Published Humanitas, Volume VIII, No. 1, 1995

American academia is generally not friendly to systematic and “technical” philosophy. Although American intellectual culture has produced thinkers of international stature, it typically tries to get by with theoretical generalities. A lack of philosophical discipline, depth and continuity accounts for the ease with which inferior doctrines get their time in the sun.

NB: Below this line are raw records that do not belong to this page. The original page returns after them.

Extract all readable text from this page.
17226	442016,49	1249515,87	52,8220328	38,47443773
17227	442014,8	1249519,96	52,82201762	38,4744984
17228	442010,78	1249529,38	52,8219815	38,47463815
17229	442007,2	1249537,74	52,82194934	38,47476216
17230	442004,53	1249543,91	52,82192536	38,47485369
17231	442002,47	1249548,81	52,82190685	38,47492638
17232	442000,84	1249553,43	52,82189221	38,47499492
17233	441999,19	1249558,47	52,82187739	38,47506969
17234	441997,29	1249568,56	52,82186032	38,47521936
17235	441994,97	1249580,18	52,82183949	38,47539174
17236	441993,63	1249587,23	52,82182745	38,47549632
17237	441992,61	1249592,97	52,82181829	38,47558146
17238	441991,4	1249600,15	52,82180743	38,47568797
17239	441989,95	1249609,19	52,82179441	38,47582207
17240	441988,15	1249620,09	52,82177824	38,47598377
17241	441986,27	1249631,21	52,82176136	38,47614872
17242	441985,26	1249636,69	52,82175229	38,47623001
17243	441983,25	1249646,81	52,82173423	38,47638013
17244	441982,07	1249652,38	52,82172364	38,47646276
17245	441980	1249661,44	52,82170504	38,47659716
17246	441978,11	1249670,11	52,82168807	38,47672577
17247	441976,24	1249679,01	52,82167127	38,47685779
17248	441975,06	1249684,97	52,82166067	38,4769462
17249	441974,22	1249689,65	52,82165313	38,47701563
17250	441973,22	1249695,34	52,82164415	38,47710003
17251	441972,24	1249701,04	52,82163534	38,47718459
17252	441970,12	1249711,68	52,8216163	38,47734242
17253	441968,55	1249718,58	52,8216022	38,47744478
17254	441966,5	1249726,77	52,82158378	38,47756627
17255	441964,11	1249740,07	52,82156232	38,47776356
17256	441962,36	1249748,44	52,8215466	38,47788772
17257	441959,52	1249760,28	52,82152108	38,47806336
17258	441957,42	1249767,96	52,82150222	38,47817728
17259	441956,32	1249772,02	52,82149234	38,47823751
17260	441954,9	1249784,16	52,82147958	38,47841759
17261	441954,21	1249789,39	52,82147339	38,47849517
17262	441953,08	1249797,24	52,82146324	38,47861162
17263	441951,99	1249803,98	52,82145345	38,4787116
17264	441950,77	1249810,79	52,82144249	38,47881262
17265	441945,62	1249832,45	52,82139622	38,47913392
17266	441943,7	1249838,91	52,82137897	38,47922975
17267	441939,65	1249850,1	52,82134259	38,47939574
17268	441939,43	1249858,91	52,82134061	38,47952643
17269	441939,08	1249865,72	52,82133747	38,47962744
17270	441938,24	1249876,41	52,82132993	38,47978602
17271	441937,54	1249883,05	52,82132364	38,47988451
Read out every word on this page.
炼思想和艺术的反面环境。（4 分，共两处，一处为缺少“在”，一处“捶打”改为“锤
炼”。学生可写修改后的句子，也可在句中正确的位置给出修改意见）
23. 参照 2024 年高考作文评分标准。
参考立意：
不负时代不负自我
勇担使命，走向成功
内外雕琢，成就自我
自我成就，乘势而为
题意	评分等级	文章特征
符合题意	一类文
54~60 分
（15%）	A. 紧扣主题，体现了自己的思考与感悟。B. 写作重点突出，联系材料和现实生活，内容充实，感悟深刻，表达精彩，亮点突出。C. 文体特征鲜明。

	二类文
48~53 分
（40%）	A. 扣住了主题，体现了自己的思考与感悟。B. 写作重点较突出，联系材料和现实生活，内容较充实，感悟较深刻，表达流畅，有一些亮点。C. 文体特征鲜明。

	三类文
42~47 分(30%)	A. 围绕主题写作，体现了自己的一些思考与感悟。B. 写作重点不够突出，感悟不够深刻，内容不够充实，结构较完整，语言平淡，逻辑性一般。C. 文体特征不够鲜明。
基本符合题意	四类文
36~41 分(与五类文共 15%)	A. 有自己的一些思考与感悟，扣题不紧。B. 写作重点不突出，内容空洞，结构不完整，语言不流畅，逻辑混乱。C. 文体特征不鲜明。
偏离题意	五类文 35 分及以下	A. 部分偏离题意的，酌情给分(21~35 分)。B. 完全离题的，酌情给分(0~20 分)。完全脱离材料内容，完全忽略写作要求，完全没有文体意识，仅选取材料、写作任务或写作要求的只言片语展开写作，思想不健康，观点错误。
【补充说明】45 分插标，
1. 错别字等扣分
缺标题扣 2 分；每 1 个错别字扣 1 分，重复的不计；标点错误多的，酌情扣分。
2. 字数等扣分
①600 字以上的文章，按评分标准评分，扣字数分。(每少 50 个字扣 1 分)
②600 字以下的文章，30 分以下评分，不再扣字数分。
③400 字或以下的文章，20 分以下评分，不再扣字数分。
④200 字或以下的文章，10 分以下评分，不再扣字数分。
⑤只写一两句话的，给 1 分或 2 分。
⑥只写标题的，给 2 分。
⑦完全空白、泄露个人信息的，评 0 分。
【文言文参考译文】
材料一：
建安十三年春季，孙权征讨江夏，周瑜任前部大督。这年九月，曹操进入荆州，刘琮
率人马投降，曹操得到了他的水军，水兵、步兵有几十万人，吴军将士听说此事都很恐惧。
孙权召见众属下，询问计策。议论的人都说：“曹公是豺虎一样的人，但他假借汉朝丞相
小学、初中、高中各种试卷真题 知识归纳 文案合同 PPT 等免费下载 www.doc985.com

The theory of knowledge has long seemed to American intellectuals an especially unappealing and arduous subject, but in recent years the winds of fashion have created a surge of interest in “epistemology.” That surge has produced criticisms of teleology, structure, doctrine, system, etc., which are seen as representing “violence,” tyrannical power, exhaustion, false security, or other denials of life. Sometimes these critiques have been salutary counters to rationalism, the disingenuous certainty of dogmatism and other evasions of real existence. More often they have been ideologically in- flamed and themselves blatant examples of the mentioned dangers. Frequently extreme and indiscriminate in their opposition to intellectual structure, they have brought to new heights the old resistance to philosophical discipline of any kind. Because so much of the recent epistemological writing has been abstruse, esoteric, lingoistic and distant from concrete life, it has at the same time fed the traditional American disdain for “philosophical abstractions.”